数据分析简介
从一个简单的流程讲起:
倘若我们已经准备好训练集和测试集, train_features, train_lables, test_feature, test_labels
ps: 看看就好,我没给出数据集 在 MLJ 中,我们的习惯是构造一个机器 machine
来包装模型 model
和数据
@load DecisionTreeClassifier
model = DecisionTreeClassifier()
mach = machine(model, train_features, train_labels)
这是 model
的参数:
DecisionTreeClassifier(
max_depth = -1,
min_samples_leaf = 1,
min_samples_split = 2,
min_purity_increase = 0.0,
n_subfeatures = 0,
post_prune = false,
merge_purity_threshold = 1.0,
pdf_smoothing = 0.0,
display_depth = 5) @706
对数据进行拟合后,要对机器进行评估
fit!(mach)
# resampling: 重采样策略
# measure: 评估指标
# weights: 权重
# shuffle: 是否打乱
evaluate!(mach, resampling = CV(nfolds = 6, shuffle = true, rng = 1234),
measure = [area_under_curve, cross_entropy])
# also
# evaluate(model, train_features, train_labels,
resampling = CV(nfolds = 6, shuffle = true, rng = 1234),
measure = [area_under_curve, cross_entropy])

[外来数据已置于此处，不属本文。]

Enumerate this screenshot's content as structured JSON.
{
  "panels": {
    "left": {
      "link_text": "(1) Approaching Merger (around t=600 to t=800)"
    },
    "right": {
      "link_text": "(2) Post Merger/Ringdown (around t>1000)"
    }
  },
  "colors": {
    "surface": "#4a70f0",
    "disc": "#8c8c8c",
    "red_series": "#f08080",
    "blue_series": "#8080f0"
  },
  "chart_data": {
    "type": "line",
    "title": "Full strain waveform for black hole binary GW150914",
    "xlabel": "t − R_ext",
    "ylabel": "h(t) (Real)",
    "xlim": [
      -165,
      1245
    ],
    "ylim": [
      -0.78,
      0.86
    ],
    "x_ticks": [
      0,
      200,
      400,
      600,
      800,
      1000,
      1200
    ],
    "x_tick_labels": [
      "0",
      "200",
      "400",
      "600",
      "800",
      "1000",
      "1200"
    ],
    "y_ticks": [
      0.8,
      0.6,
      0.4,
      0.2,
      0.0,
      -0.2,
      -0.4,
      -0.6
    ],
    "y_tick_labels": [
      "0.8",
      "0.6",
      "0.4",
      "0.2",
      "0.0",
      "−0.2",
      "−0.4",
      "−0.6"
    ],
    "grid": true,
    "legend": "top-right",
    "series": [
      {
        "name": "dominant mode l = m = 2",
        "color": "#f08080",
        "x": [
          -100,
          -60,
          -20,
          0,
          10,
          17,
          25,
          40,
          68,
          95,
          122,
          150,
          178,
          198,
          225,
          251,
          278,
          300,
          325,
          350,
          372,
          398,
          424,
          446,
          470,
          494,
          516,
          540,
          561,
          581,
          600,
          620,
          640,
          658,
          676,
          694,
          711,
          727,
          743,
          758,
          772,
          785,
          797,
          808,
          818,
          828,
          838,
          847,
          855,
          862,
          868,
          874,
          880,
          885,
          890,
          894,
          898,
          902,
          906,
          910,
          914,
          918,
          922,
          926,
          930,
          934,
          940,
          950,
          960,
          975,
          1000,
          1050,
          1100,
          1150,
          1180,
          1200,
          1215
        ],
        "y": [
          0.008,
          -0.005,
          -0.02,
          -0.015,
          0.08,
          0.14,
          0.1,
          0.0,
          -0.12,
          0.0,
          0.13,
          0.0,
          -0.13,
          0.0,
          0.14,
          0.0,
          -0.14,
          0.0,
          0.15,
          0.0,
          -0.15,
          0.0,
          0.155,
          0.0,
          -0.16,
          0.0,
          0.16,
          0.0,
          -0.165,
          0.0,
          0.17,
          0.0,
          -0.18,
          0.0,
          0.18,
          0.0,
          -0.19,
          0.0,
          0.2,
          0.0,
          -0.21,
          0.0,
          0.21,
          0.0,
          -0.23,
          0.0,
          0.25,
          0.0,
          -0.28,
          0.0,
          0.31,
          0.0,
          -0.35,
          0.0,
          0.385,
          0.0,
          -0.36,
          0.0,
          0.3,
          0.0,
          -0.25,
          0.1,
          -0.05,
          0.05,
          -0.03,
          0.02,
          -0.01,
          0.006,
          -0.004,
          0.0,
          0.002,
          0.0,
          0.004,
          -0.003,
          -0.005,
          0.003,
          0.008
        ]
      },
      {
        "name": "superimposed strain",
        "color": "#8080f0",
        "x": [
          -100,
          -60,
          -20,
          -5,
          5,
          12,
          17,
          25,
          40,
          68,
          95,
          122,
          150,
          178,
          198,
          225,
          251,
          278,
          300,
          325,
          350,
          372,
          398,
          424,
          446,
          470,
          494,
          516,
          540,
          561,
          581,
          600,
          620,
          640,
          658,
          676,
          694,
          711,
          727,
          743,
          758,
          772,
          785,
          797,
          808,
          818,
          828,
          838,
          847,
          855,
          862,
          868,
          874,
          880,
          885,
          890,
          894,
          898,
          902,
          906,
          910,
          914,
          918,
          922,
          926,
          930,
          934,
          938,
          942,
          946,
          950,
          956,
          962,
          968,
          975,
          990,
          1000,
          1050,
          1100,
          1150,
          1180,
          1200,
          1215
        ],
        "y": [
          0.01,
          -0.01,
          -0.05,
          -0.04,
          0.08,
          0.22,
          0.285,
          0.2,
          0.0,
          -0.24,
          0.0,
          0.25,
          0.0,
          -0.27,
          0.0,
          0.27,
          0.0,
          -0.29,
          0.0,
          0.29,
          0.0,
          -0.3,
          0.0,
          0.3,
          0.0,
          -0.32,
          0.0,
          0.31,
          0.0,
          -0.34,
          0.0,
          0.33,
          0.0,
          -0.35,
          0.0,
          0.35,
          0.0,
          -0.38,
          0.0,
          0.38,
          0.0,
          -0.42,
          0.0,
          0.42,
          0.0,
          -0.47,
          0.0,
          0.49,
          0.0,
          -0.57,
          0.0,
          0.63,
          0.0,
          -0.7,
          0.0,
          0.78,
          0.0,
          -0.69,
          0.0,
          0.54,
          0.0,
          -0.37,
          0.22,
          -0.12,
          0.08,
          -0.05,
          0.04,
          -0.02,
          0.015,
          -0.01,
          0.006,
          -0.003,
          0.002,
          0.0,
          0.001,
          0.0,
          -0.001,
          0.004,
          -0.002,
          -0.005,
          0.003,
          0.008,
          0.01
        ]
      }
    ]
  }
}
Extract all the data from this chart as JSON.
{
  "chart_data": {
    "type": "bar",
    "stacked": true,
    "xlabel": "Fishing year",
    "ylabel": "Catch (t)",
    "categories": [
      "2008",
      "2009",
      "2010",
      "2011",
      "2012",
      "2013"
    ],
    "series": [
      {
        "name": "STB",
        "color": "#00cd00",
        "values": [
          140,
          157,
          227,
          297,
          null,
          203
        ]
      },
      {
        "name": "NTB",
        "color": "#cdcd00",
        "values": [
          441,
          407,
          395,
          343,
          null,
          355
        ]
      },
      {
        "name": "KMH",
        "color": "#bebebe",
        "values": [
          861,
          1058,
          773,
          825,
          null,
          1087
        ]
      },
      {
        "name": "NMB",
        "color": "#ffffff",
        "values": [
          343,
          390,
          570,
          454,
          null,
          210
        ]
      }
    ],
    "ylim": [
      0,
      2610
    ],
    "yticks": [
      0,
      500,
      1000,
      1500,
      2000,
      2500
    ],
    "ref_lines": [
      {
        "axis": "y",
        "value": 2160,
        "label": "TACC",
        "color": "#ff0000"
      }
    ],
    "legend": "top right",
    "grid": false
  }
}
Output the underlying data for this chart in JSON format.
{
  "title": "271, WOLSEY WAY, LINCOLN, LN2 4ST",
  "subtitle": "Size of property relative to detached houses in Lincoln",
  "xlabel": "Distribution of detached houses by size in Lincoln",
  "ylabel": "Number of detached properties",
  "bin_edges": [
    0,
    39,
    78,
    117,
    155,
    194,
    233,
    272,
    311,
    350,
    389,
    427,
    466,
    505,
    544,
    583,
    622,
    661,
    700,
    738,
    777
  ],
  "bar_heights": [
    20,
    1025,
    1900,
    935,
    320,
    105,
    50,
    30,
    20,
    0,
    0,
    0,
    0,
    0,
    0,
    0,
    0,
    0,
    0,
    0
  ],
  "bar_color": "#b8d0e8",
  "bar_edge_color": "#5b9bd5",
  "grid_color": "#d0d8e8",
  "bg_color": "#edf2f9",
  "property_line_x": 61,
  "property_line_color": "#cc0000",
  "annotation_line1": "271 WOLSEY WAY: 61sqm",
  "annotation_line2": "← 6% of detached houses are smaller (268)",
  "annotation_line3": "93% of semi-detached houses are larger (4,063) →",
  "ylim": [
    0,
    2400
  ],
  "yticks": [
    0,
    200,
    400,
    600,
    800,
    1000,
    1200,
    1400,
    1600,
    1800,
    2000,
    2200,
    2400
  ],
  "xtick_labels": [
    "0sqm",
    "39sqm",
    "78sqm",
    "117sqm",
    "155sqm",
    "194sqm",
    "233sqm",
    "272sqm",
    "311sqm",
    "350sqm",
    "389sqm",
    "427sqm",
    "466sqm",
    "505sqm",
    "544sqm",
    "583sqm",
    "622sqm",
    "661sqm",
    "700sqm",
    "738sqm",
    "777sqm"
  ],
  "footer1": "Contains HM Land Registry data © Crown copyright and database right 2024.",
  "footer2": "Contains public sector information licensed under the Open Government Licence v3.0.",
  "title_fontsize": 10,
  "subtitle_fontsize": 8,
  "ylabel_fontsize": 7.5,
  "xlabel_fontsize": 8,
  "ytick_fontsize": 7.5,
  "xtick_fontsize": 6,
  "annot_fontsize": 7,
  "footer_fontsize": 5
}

julia> evaluate!(mach, resampling = CV(nfolds = 6, shuffle = true, rng = 1234),
measure = [area_under_curve, cross_entropy])
Evaluating over 6 folds: 100%[=========================] Time: 0:00:00
┌──────────────────┬───────────────┬──────────────────────────────────────────┐
│ _.measure │ _.measurement │ _.per_fold │
├──────────────────┼───────────────┼──────────────────────────────────────────┤
│ area_under_curve │ 0.792 │ [0.73, 0.81, 0.788, 0.806, 0.785, 0.836] │
│ cross_entropy │ 6.89 │ [8.54, 7.11, 7.11, 4.74, 7.11, 6.73] │
└──────────────────┴───────────────┴──────────────────────────────────────────┘
_.per_observation = [missing, [[2.22e-16, 2.22e-16, ..., 2.22e-16], [2.22e-16, 2.22e-16, ..., 2.22e-16], [2.22e-16, 2.22e-16, ..., 2.22e-16], [2.22e-16, 36.0, ..., 2.22e-16], [36.0, 2.22e-16, ..., 2.22e-16], [2.22e-16, 2.22e-16, ..., 2.22e-16]]]
le = true, rng
如果对该机器的拟合效果不满意,可以要确定调整的参数范围,这里拿model
的n_subfeatures
属性为例
r = range(model, :n_subfeatures, lower = 0 , upper = 3 , scale = :linear)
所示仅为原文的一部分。